O termo "juristocracia" foi popularizado pelo cientista político canadense Ran Hirschl em seu livro "Rumo à Juristocracia", de 2004, que descreve um fenômeno internacional de aumento da influência dos tribunais em questões importantes de política pública. Correntes modernizantes do Direito pregam uma interpretação ampla e flexível das constituições pelos tribunais, admitindo que eles se envolvam em questões que historicamente eram deixadas para os ramos políticos do governo.
Para Pedro Moreira, doutor em Filosofia do Direito pela Universidad Autónoma de Madrid, "é bem provável que o Brasil seja o maior exemplo" mundial do fenômeno da juristocracia. "Falamos muito no STF. Mas a hipertrofia é generalizada. Os poderes não eleitos têm um poder político completamente contraindicado em uma democracia. Creio que não exagero ao dizer que hoje, no Brasil, uma recomendação do Ministério Público está valendo mais que a própria lei", comenta.

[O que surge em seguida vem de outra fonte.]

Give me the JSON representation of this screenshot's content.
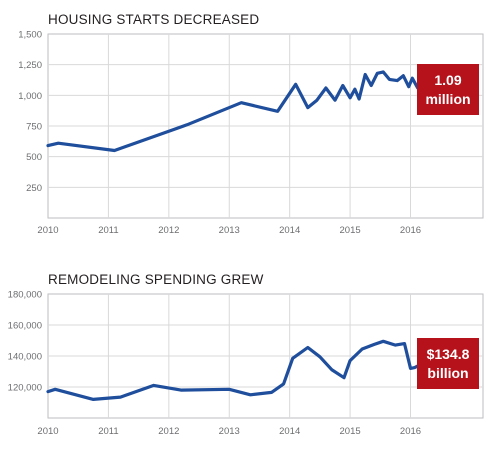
{
  "chart_data": [
    {
      "type": "line",
      "title": "HOUSING STARTS DECREASED",
      "xlabel": "",
      "ylabel": "",
      "x_ticks": [
        "2010",
        "2011",
        "2012",
        "2013",
        "2014",
        "2015",
        "2016"
      ],
      "y_ticks": [
        "250",
        "500",
        "750",
        "1,000",
        "1,250",
        "1,500"
      ],
      "ylim": [
        0,
        1500
      ],
      "xlim": [
        2010.0,
        2017.2
      ],
      "grid": true,
      "line_color": "#1f4e9c",
      "series": [
        {
          "x": [
            2010.0,
            2010.17,
            2011.1,
            2011.9,
            2012.3,
            2013.2,
            2013.8,
            2014.1,
            2014.3,
            2014.45,
            2014.6,
            2014.75,
            2014.88,
            2015.0,
            2015.08,
            2015.15,
            2015.25,
            2015.35,
            2015.45,
            2015.55,
            2015.65,
            2015.78,
            2015.88,
            2015.97,
            2016.03,
            2016.12,
            2016.22
          ],
          "y": [
            590,
            610,
            550,
            690,
            760,
            940,
            870,
            1090,
            900,
            960,
            1060,
            960,
            1080,
            980,
            1050,
            970,
            1170,
            1080,
            1180,
            1190,
            1130,
            1120,
            1160,
            1070,
            1140,
            1060,
            1090
          ]
        }
      ],
      "annotation": {
        "value": "1.09",
        "unit": "million",
        "color": "#b5121b"
      }
    },
    {
      "type": "line",
      "title": "REMODELING SPENDING GREW",
      "xlabel": "",
      "ylabel": "",
      "x_ticks": [
        "2010",
        "2011",
        "2012",
        "2013",
        "2014",
        "2015",
        "2016"
      ],
      "y_ticks": [
        "120,000",
        "140,000",
        "160,000",
        "180,000"
      ],
      "ylim": [
        100000,
        180000
      ],
      "xlim": [
        2010.0,
        2017.2
      ],
      "grid": true,
      "line_color": "#1f4e9c",
      "series": [
        {
          "x": [
            2010.0,
            2010.12,
            2010.75,
            2011.2,
            2011.75,
            2012.2,
            2013.0,
            2013.35,
            2013.7,
            2013.9,
            2014.05,
            2014.3,
            2014.5,
            2014.7,
            2014.9,
            2015.0,
            2015.2,
            2015.4,
            2015.55,
            2015.75,
            2015.9,
            2016.0,
            2016.07,
            2016.18
          ],
          "y": [
            117000,
            118500,
            112000,
            113500,
            121000,
            118000,
            118500,
            115000,
            116500,
            122000,
            138500,
            145500,
            139500,
            131000,
            126000,
            137000,
            144500,
            147500,
            149500,
            147000,
            148000,
            132000,
            132500,
            134800
          ]
        }
      ],
      "annotation": {
        "value": "$134.8",
        "unit": "billion",
        "color": "#b5121b"
      }
    }
  ]
}
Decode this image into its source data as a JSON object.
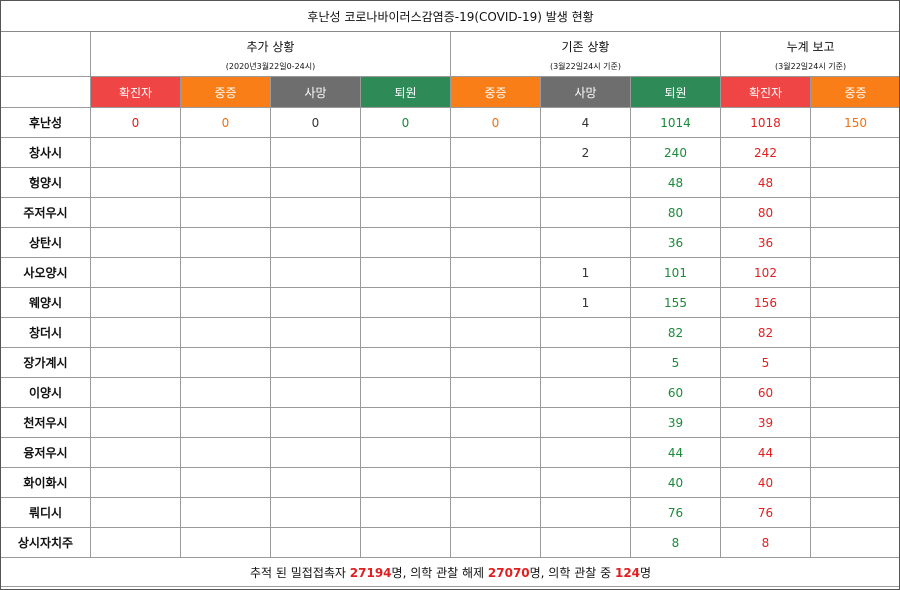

Segundo ele, a inércia dos parlamentares é uma das causas da juristocracia no Brasil. O fenômeno acaba fomentando um Legislativo que muitas vezes propõe, por demagogia, aquilo que sabe que não vai avançar e que, ao mesmo tempo, fica omisso quando deveria agir. O resultado é um Congresso com duas características: a temeridade e a covardia.
"Se o poder de fato está concentrado no Judiciário, o legislador pode, por demagogia, propor coisas absurdas, porque o juiz as derrubará. Isso é temeridade. Mas o legislador também pode – precisamente porque sabe que, no final do dia, quem decide é o tribunal –, deixar de deliberar sobre temas delicados e impopulares. E isso é covardia", observa.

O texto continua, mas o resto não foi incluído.